Could it be that these respected world leaders have since changed their minds on President Kagame? That question which you may want to ask, its answer is “not at all.” However, just in case anyone has doubts, I am told these same leaders who are now even more available having been freed from their busy highest offices of the past, would be willing to share their latest views on the Rwandan President’s performance. To date most world leaders regard him as one of the distinguished statesmen of the of our time. And so those in Rwanda watching and listening to a noise being made to the contrary have been wondering aloud what is going on. To them either the President is endowed with some magic powers that he wields to keep his approval ratings sky high, or the world leaders who remain unequivocally supportive of him are chronically blind to the shortcomings Western media allege and are wont to highlight with increasing desperation.
What Western media has joined together, let no African country separate
Apparently neither is true. Instead the answer is to be found in the intro of the Inkstick Media opinion article mentioned at the start of this. Here is how it goes. “In 2005, Paul Rusesabagina stood in the East Room of the White House to receive America’s highest civilian honor, the Medal of Freedom from President George W. Bush. Now, Rusesabagina, who was found guilty on terrorism charges, is starting a 25-year prison sentence in a jail in Rwanda.” So this headline in essence is an alarm bell alerting the privileged class that someone, ineligible Rwanda, has done the unthinkable. That her court of law has daringly found guilty of terrorism related crimes a Paul Rusesabagina, one who was ordained hero by none other than the 43rd President of the United States, leader of the Club of the Advantaged.
To the Western media it is an unforgivable crime that Rwanda should not be getting away with. In other words, what the U.S. has modified, so we ought to be reminded, no Rwanda or its ilk should undo. To apply the biblical analogy, Mark 10:9, “What God has joined together, let no man separate.” In the same spirit, someone the Western media has joined with heroism, let no African country put asunder.
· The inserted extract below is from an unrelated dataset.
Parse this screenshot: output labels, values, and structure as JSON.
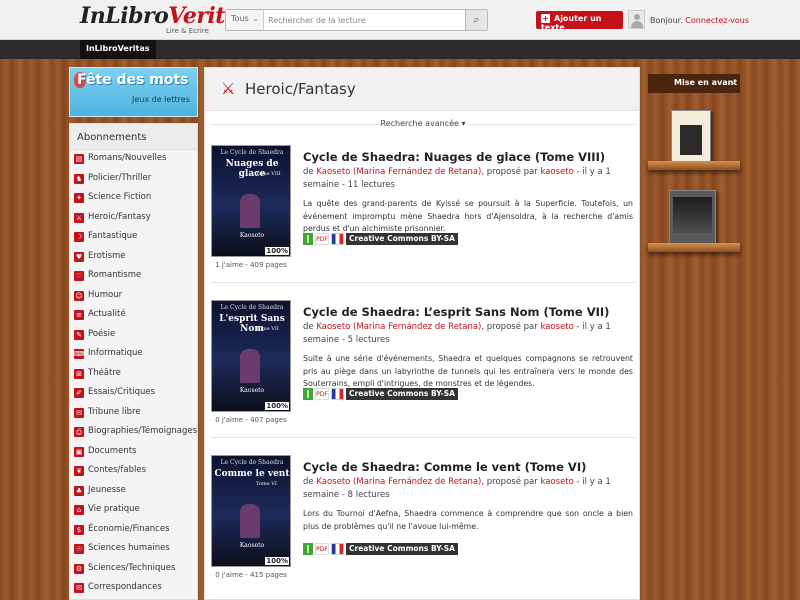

And forget about the manner of arrest, the trial process or the eventual guilty verdict. In the first place since there was no attention given to the overwhelming evidence against the suspect by Western media, nobody was surprised that the court outcome got rejected.
In a fair world therefore, we would not be hearing these irresponsible allegations of how President Kagame and Rwanda by extension are getting away with this or that accusation. But since ours is a world tilted in favour of the powerful, we end up having sweeping headlines such as we have seen in The Economist and Inkstick.Media Africa moves on nonetheless.